Épuisement générale !
Épuisement générale !, Exposition Échos de notre temps de Camille Dufour et Rafaël Klepfisch, à la Belgium Gallery
Telle la nymphe Écho, condamnée à ne plus parler, sauf à répéter les derniers mots entendus, le geste de Camille Dufour apparaît comme une tentative d’épuisement des motifs et des corps. Mobilisant la technique de la gravure, dont les multiples sont autant d’originaux, l’artiste performe épreuve après épreuve jusqu’à l’évanouissement de l’encre. Ses estampes, denses et complexes, saturées de références enchevêtrées, exacerbent les tourments de nos sociétés dans une noirceur cauchemardesque proche des compositions infernales de Jérôme Bosh, Bruegel, Goya ou Piranèse. Des Cavaliers de l’Apocalypse aux dystopies futuristes, en passant par le destin funeste de la tour de Babel, la bombe atomique, les crises migratoires ou les catastrophes écologiques de l’Anthropocène, son œuvre égrène une iconographie chaotique semblable au pouvoir de sidération médiatique nous rendant aveugle, voire indifférent·e·s, aux drames contemporains.
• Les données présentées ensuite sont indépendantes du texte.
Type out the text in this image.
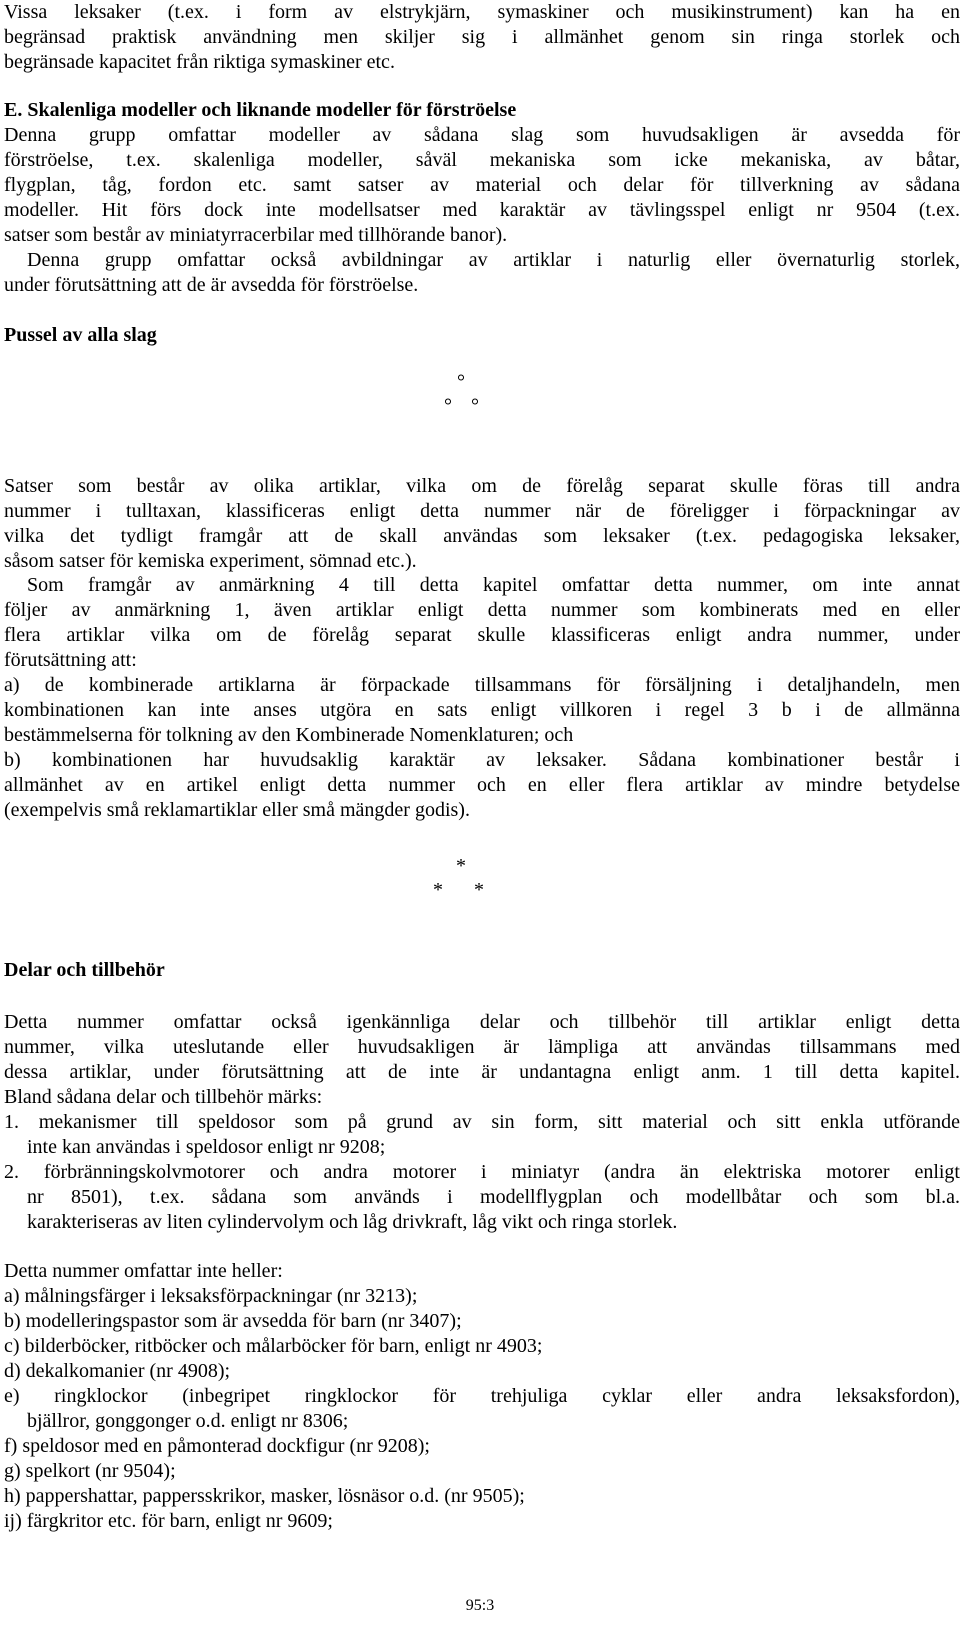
Vissa leksaker (t.ex. i form av elstrykjärn, symaskiner och musikinstrument) kan ha en
begränsad praktisk användning men skiljer sig i allmänhet genom sin ringa storlek och
begränsade kapacitet från riktiga symaskiner etc.
E. Skalenliga modeller och liknande modeller för förströelse
Denna grupp omfattar modeller av sådana slag som huvudsakligen är avsedda för
förströelse, t.ex. skalenliga modeller, såväl mekaniska som icke mekaniska, av båtar,
flygplan, tåg, fordon etc. samt satser av material och delar för tillverkning av sådana
modeller. Hit förs dock inte modellsatser med karaktär av tävlingsspel enligt nr 9504 (t.ex.
satser som består av miniatyrracerbilar med tillhörande banor).
Denna grupp omfattar också avbildningar av artiklar i naturlig eller övernaturlig storlek,
under förutsättning att de är avsedda för förströelse.
Pussel av alla slag
Satser som består av olika artiklar, vilka om de förelåg separat skulle föras till andra
nummer i tulltaxan, klassificeras enligt detta nummer när de föreligger i förpackningar av
vilka det tydligt framgår att de skall användas som leksaker (t.ex. pedagogiska leksaker,
såsom satser för kemiska experiment, sömnad etc.).
Som framgår av anmärkning 4 till detta kapitel omfattar detta nummer, om inte annat
följer av anmärkning 1, även artiklar enligt detta nummer som kombinerats med en eller
flera artiklar vilka om de förelåg separat skulle klassificeras enligt andra nummer, under
förutsättning att:
a) de kombinerade artiklarna är förpackade tillsammans för försäljning i detaljhandeln, men
kombinationen kan inte anses utgöra en sats enligt villkoren i regel 3 b i de allmänna
bestämmelserna för tolkning av den Kombinerade Nomenklaturen; och
b) kombinationen har huvudsaklig karaktär av leksaker. Sådana kombinationer består i
allmänhet av en artikel enligt detta nummer och en eller flera artiklar av mindre betydelse
(exempelvis små reklamartiklar eller små mängder godis).
Delar och tillbehör
Detta nummer omfattar också igenkännliga delar och tillbehör till artiklar enligt detta
nummer, vilka uteslutande eller huvudsakligen är lämpliga att användas tillsammans med
dessa artiklar, under förutsättning att de inte är undantagna enligt anm. 1 till detta kapitel.
Bland sådana delar och tillbehör märks:
1. mekanismer till speldosor som på grund av sin form, sitt material och sitt enkla utförande
inte kan användas i speldosor enligt nr 9208;
2. förbränningskolvmotorer och andra motorer i miniatyr (andra än elektriska motorer enligt
nr 8501), t.ex. sådana som används i modellflygplan och modellbåtar och som bl.a.
karakteriseras av liten cylindervolym och låg drivkraft, låg vikt och ringa storlek.
Detta nummer omfattar inte heller:
a) målningsfärger i leksaksförpackningar (nr 3213);
b) modelleringspastor som är avsedda för barn (nr 3407);
c) bilderböcker, ritböcker och målarböcker för barn, enligt nr 4903;
d) dekalkomanier (nr 4908);
e) ringklockor (inbegripet ringklockor för trehjuliga cyklar eller andra leksaksfordon),
bjällror, gonggonger o.d. enligt nr 8306;
f) speldosor med en påmonterad dockfigur (nr 9208);
g) spelkort (nr 9504);
h) pappershattar, pappersskrikor, masker, lösnäsor o.d. (nr 9505);
ij) färgkritor etc. för barn, enligt nr 9609;
°
° °
*
* *
95:3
Parce que la gravure n’autorise pas le repentir et que le stylet creuse les sillons du bois telle la cicatrice d’une peau, elle devient pour l’artiste un médium cathartique qui, par son format monumental, nous met face au désastre. Ses gestes répétitifs et harassants évoquent le labeur de l’ouvrière, de la lavandière ou le cérémoniel d’un rituel funéraire. Dans une ancienne usine de savons, elle réalise en 2017 sa première installation performance : صابون حلب. L’encre déposée sur la matrice adhère au papier sous la pression d’un savon d’Alep qu’elle applique à la main au dos des feuilles comme on procède aux ablutions des défunt·e·s. L’effacement progressif des images lave symboliquement les maux de l’humanité, telles les lavandières de nuit condamnées à expier leurs péchés en lavant le sang des linges pour l’éternité. Dans Eaux Anonymes (2022), ce sont cette fois des milliers de pétales de fleurs récoltées ou sauvées des bennes qui colorent la peau des toiles en hommage au réfugié·e·s disparu·e·s en mer. Lentement, des heures durant, Camille Dufour presse les pétales au pilon révélant, sur une face, l’image d’un drame tout en en offrant, sur l’autre, sa commémoration. La réversibilité des lectures et des regards prend encore une place prépondérante avec le projet Les 7 péchés du capitalisme (2019-2020), réalisé en plein confinement en collaboration avec Rafaël Klepfisch. Ce qui fut autrefois qualifié de vice apparaît désormais comme les vertus dont se prévalent les chantres d’un libéralisme dérégulé, où l’orgueil, l’avarice, la colère ou la luxure règnent en maître. Diffusés dans la ville, les tirages en diptyque accueillent un espace d’expression public, ravivant ainsi la dimension politique et populaire de la gravure. L’affichage court-circuite les modèles ou détourne, à l’instar du projet Nos corps (2022), les injonctions médiatiques à l’égard du corps des femmes.
Face à l’épuisement général, des motifs et de l’encre (comparable au carburant ou l’énergie), des corps et des âmes, les épreuves de Camille Dufour semblent réclamer notre repentance. De ses gestes éreintants, il résulte l’idée d’une dépense excédentaire et improductive, dont on pressent avec La part maudite de Georges Bataille, qu’elle est au cœur d’un équilibre salvateur.